Lakewood, WA — If you’re like most parents, you might experience a bit of “sticker shock” when you hear how much it could cost to send your teen to college, however, according to Erica Hwang of Huntington Learning Center of Lakewood, there’s no need to panic.
“There are billions of federal dollars available to help students and families pay for college, not to mention many other sources of aid – state agencies, foundations and other organizations,” says Hwang. “No matter who you are, college is within reach, but you have to leave no stone unturned.”

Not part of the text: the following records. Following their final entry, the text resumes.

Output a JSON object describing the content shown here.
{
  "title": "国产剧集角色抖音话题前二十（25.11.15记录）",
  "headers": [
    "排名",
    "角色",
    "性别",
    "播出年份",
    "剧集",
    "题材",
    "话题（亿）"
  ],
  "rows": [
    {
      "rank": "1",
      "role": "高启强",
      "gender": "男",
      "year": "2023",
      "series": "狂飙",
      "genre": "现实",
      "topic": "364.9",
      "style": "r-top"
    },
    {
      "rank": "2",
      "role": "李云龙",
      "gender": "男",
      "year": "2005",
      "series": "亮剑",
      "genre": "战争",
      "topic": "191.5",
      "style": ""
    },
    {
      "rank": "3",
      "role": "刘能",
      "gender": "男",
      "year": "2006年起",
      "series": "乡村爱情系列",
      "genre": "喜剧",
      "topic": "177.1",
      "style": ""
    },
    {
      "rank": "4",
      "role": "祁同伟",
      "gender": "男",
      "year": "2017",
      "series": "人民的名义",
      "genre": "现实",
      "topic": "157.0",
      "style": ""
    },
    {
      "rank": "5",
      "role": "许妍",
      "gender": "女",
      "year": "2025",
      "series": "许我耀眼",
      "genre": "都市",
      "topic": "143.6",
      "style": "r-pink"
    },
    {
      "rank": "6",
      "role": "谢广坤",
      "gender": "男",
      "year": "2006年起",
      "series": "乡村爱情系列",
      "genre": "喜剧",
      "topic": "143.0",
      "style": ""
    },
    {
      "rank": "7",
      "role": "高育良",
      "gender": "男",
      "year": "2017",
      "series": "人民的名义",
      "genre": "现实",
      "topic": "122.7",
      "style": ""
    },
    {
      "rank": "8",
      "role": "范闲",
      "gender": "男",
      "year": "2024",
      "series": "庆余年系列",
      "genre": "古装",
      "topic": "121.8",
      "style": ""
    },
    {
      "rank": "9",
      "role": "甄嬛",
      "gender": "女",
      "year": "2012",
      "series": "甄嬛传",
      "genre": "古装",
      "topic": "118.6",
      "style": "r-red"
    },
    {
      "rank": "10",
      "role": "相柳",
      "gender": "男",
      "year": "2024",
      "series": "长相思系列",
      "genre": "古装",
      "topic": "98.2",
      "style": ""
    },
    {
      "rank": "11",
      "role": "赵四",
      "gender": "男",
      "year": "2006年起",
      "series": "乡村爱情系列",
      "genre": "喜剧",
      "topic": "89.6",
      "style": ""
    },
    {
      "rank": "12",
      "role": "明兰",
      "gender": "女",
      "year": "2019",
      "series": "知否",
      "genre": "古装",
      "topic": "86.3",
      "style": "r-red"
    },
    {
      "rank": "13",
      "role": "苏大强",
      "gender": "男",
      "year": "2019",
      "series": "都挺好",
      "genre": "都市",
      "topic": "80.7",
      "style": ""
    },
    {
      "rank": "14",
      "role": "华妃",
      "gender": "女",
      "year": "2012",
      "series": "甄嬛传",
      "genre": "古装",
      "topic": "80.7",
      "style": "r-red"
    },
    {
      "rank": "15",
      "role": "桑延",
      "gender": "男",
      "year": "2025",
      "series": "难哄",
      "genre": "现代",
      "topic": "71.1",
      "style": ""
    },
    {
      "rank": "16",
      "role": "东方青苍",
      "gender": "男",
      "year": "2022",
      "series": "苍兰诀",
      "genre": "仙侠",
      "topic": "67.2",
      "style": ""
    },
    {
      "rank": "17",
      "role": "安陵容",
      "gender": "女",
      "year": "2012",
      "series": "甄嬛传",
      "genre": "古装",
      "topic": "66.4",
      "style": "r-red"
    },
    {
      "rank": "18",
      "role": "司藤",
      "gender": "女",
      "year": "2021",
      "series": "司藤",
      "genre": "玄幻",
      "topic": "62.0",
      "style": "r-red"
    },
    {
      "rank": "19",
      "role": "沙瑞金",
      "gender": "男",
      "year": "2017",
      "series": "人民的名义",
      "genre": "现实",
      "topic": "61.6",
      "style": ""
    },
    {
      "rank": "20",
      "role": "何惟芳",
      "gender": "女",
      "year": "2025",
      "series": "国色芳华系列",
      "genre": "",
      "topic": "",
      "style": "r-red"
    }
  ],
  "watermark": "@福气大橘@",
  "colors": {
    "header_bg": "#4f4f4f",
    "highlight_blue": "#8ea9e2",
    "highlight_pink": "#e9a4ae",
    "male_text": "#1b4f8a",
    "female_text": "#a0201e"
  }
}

Hwang offers the following tips for investigating all possible resources for financial aid:
Apply for federal financial aid.
Most student financial aid comes from the U.S. Department of Education. In fact, in the 2007-08 school year, the Office of Federal Student Aid issued $83 billion to ten million students attending 6,200 postsecondary institutions. To be considered for federal financial assistance, you’ll need to fill out the Free Application for Federal Student Aid (FAFSA). The FAFSA is used to determine your teen’s eligibility for federal aid in the form of grants, low-interest loans and work-study positions, and is also used by states and colleges to calculate students’ financial aid packages (though they may require additional applications). Almost all federal aid is awarded based on financial need, not high school GPA or SAT or ACT scores. Be sure to apply as soon as possible after January 1. www.fafsa.ed.gov
Apply for state aid.
State education departments offer a variety of grants and scholarships to college students. Contact your state’s higher education agency to learn more about the types of financial assistance available to state residents and the application process. Visit www.ed.gov/Programs/bastmp/SHEA.htm to find your state agency.
Talk with the university or college financial aid office.
Most institutions award a number of academic, need-based and talent-based scholarships each year. Contact the financial aid office to find out what programs and scholarships are available and how to apply. You should also consider completing the PROFILE (www.profileonline.collegeboard.com/prf/index.jsp), a financial aid application service used by hundreds of colleges (and scholarship programs) to award nonfederal aid. You can check with the schools to which your teen is applying to determine whether they require applicants to file the PROFILE.
Investigate private scholarships.
Your teen’s high school guidance counselor should have information about local or national scholarships from businesses, professional associations or other community organizations. Many large corporations have scholarship programs or foundations, such as the Wal-Mart Foundation (awarded over $8 million in scholarships in 2009-10), The Coca-Cola Scholars Program (50 four-year $20,000 scholarships and 200 four-year $10,000 scholarships annually) and the Discover Scholarship Program (Up to 10 scholarships of $40,000 annually). There are also several free, credible scholarship databases online, such as www.fastweb.com and the College Board’s Scholarship Search (apps.collegeboard.com/cbsearch_ss/welcome.jsp).
When it comes to paying for college, Hwang says that being proactive and resourceful will put you and your teen at an advantage. “College is an investment in your child’s future, and while it may seem impossible to afford, there are many resources out there to help students and families,” says Hwang. “Explore all of your options and encourage your teen to do the same.”